Risparmi per oltre 24 milioni di euro nella terza trimestrale dell'Azienda
Redazione - 13 Novembre 2015

In un comunicato l’Ama annuncia i risultati economici-finanziari del terzo trimestre 2015:  riduzione dei costi operativi per complessivi 24 milioni di euro rispetto al 2014, Mol (Margine Operativo Lordo) a + 2,2 milioni di euro, debiti finanziari diminuiti di ulteriori 16 milioni di euro.

amaIl consuntivo trimestrale evidenzia costi inferiori rispetto al budget – già “efficientato” in partenza di 11 milioni rispetto a quello del 2014 – per ulteriori 13 milioni, con efficienze complessive pari a circa il 3% del valore della produzione (811 milioni a budget 2015). Il Margine Operativo Lordo (valore determinato dalla differenza tra i ricavi, 595 milioni di euro, e i costi, pari a 506 milioni al terzo trimestre) si attesta sugli 89 milioni di euro (+2,2 milioni rispetto al budget) ed è pari al 14,9% del valore della produzione. I debiti finanziari (a breve e a lungo termine) che nel 2013 ammontavano a 627 milioni di euro e nel 2014 a 568 milioni, nel consuntivo del terzo trimestre dell’anno corrente riportano un’ulteriore, positiva riduzione di circa 16 milioni di euro, facendo scendere lo stock del debito verso le banche a 552 milioni (– 175 milioni rispetto a meno di due anni fa).

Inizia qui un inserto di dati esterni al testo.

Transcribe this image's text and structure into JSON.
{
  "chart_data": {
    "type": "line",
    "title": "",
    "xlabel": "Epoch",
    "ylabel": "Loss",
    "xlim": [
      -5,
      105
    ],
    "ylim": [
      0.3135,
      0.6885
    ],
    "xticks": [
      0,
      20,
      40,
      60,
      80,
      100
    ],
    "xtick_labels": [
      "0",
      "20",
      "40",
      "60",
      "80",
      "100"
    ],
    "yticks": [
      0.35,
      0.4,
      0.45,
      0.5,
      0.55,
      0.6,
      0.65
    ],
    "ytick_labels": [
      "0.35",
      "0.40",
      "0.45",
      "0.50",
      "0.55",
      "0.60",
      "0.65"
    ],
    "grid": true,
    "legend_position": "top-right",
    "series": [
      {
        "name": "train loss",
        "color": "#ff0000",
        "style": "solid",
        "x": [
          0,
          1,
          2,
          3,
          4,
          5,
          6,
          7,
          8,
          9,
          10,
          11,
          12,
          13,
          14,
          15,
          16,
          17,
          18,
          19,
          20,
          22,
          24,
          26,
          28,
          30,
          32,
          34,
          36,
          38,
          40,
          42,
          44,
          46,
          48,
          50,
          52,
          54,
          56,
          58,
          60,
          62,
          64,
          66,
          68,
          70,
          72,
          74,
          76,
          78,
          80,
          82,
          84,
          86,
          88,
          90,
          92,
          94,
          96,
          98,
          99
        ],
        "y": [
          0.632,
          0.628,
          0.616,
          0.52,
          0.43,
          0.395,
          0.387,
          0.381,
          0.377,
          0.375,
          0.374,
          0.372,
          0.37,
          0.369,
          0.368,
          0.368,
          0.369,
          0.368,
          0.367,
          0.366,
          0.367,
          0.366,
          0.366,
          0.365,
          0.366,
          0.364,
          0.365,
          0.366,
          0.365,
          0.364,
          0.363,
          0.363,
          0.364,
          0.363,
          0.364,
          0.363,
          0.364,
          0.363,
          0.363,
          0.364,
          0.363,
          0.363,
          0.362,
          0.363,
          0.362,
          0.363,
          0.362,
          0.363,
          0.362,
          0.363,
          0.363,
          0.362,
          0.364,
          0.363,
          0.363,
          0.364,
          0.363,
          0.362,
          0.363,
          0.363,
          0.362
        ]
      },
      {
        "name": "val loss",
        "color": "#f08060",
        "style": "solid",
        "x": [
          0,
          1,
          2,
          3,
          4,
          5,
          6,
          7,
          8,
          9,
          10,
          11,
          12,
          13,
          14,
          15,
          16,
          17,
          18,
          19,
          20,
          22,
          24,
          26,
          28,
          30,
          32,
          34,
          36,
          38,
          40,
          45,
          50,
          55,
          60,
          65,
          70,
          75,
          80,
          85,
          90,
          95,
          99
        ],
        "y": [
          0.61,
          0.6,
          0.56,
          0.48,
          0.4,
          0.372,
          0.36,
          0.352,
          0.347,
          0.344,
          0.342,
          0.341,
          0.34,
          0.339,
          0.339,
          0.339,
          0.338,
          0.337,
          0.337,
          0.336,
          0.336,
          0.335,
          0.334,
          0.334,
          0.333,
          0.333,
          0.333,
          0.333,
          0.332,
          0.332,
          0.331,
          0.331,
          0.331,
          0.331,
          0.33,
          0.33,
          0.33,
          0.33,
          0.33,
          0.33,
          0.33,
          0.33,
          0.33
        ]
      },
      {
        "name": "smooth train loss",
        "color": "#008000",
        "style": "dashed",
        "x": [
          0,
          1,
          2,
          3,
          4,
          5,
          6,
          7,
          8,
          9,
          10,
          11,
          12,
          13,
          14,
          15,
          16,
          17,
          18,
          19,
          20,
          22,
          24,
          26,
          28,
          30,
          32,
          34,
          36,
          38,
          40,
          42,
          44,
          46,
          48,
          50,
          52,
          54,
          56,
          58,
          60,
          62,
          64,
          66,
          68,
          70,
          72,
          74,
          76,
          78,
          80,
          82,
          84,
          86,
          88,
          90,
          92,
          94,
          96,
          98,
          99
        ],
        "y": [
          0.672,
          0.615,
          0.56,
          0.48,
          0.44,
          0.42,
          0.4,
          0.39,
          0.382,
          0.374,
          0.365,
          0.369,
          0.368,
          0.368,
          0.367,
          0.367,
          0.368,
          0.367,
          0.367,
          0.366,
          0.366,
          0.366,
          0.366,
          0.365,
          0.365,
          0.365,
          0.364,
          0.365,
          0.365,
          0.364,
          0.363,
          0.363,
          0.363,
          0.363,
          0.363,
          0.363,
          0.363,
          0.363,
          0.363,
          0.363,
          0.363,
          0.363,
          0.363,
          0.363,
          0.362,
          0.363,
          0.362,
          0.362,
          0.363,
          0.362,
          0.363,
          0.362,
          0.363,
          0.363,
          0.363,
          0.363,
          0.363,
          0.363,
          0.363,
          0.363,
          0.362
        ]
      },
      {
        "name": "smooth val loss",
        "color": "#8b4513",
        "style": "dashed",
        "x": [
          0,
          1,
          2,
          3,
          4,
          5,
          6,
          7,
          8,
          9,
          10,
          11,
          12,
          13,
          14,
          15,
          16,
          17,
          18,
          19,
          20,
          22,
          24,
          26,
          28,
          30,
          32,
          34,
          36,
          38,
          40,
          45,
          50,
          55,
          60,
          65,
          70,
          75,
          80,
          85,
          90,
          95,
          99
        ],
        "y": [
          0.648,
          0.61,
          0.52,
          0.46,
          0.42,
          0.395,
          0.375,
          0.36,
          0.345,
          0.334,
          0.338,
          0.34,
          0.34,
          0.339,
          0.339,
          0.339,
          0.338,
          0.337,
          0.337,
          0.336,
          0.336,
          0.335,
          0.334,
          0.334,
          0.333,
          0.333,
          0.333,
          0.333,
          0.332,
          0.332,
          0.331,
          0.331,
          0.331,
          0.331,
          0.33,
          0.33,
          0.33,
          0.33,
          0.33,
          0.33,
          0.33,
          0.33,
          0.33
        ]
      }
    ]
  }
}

“Il dato per noi più importante – afferma il presidente di Ama Daniele Fortini – è che stiamo spendendo meno con un’azienda tesa al massimo sforzo nel produrre più servizi. Basti pensare che, rispetto a settembre del 2014, con la sola riorganizzazione della raccolta dei rifiuti a cinque frazioni abbiamo incrementato del 10% le tonnellate di rifiuti differenziati avviabili a riciclo e raggiunto quasi un milione di abitanti in più, arrivando a servire oltre 2.100.000 cittadini, 850mila dei quali attraverso il porta a porta(+65%). Al pool di banche che ci sostiene, in due anni abbiamo restituito circa 120 milioni di euro – sottolinea il Presidente di Ama Daniele Fortini-. I risparmi ottenuti sono stati determinati soprattutto dalla complessiva revisione delle politiche di approvvigionamento di beni e servizi. Ciò dimostra, ancora una volta, che la legalità conviene, perché fa risparmiare risorse all’azienda e ai cittadini. A dicembre Ama inviterà la comunità finanziaria romana e nazionale, alla quale sarà illustrato lo stato di salute economico-finanziaria dell’azienda, forte degli 11 miliardi di euro di affidamento per i prossimi 15 anni deliberati da Roma Capitale, e il percorso evolutivo per trasformare Ama nella più grande azienda italiana della green economy”.